The way i understand it, if you imagine 2 cameras looking straight ahead with a given distance between them, then this setup can give very good XY accuracy but not so good in Z, whereas if the cameras are convergent then you get better Z accuracy at the expense of XY accuracy. The ratio of the XY accuracy to Z accuracy is the reconstruction uncertainty so if the XY accuracy is equal to the Z accuracy then you get an reconstruction uncertainty of 1, when they cameras are somewhat convergent. As the cameras get closer together then if they maintain their angle to each other it is effectively the same as becoming 'more parallel' since the area of overlap gets smaller and what's left is the portion of the field of view that still looks straight ahead. So the smaller baseline is equivalent in a sense to being more parallel so the XY accuracy increases, the Z accuracy decreases, and the ratio between them goes up so therefore so does the reconstruction uncertainty, so it is a combination of position and angle.

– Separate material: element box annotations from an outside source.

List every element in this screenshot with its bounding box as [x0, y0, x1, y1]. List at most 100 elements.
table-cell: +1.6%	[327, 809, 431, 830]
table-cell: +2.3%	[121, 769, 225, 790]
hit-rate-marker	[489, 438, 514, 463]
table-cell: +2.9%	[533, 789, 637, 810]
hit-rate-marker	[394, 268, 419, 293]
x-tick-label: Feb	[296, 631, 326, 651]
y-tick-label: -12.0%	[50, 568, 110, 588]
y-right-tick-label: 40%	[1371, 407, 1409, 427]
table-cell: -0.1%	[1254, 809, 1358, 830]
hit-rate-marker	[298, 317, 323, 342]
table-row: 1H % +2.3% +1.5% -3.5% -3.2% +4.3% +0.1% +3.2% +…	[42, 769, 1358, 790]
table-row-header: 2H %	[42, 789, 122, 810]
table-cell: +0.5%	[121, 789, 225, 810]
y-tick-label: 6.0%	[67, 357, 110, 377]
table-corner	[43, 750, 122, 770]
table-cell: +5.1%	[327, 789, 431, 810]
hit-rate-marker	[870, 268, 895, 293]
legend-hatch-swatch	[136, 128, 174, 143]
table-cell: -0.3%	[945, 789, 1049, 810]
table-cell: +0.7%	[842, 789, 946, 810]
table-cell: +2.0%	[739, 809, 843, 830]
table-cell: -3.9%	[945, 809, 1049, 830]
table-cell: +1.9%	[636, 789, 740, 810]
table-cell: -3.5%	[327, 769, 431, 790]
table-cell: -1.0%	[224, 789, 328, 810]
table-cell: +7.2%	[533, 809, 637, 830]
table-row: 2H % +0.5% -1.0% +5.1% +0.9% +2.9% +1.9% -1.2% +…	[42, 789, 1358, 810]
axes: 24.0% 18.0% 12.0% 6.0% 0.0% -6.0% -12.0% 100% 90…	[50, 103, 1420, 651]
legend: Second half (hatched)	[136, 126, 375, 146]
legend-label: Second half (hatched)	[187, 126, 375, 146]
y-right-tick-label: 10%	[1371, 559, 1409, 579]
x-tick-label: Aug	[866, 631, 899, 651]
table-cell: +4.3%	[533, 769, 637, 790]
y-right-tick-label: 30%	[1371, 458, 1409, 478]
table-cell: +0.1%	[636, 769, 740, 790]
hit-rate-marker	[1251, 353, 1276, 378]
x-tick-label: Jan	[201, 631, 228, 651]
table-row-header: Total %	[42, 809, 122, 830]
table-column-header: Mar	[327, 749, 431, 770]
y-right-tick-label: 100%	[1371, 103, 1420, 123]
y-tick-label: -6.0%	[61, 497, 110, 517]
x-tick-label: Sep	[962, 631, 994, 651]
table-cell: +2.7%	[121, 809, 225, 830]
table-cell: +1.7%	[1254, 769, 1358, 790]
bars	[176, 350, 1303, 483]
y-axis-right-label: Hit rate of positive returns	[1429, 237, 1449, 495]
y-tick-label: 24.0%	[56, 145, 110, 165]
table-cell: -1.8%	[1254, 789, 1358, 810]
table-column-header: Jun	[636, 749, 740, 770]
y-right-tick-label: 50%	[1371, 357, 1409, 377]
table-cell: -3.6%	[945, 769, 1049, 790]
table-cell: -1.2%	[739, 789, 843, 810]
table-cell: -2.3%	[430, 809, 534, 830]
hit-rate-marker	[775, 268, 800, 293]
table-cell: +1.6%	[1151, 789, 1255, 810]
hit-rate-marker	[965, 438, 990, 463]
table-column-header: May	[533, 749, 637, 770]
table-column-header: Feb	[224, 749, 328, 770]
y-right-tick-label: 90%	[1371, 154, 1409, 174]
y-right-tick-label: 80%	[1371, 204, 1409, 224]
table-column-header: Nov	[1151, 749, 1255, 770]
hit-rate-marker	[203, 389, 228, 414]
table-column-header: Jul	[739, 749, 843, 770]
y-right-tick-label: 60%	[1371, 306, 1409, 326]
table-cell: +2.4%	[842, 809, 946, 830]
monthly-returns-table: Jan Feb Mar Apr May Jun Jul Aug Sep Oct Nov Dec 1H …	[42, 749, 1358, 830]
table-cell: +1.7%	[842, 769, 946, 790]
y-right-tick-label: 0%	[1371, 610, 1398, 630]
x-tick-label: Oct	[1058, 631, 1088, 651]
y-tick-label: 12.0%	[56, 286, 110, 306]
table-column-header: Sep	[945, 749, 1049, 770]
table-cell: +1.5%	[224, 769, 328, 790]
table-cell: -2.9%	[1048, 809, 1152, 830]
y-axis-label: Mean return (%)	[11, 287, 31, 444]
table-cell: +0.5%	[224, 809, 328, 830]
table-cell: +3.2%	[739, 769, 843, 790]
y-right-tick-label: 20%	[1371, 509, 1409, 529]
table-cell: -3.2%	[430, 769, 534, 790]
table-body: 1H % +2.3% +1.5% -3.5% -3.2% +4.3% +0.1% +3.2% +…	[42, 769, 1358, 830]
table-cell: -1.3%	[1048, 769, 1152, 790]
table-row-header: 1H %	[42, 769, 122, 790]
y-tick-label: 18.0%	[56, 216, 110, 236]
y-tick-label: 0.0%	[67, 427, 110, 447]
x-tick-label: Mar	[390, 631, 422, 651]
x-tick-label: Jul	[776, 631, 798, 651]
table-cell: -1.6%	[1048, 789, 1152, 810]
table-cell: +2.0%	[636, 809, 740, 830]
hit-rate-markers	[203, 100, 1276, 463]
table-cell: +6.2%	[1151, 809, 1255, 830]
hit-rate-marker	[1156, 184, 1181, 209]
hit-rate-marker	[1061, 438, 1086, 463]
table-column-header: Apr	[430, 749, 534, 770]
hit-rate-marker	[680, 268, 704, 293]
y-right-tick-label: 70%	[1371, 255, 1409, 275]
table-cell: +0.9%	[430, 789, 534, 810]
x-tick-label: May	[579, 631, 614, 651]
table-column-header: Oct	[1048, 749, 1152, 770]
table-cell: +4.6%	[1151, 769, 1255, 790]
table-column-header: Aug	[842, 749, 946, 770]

To not really answer your question very well, because I'd need to work it out/test it, i think you see a kind of radial gradient of reconstruction uncertainty across the points from an image pair, with points near the middle being more 'uncertain' than points at the edges, but i may have that the wrong way round, but im sure i've seen that before as i slide the slider.

The most uncertain thing is how confident i am about any of this, but i dont think im too far off :)

i will try and test it all out and think about it more thoroughly at some point before too long!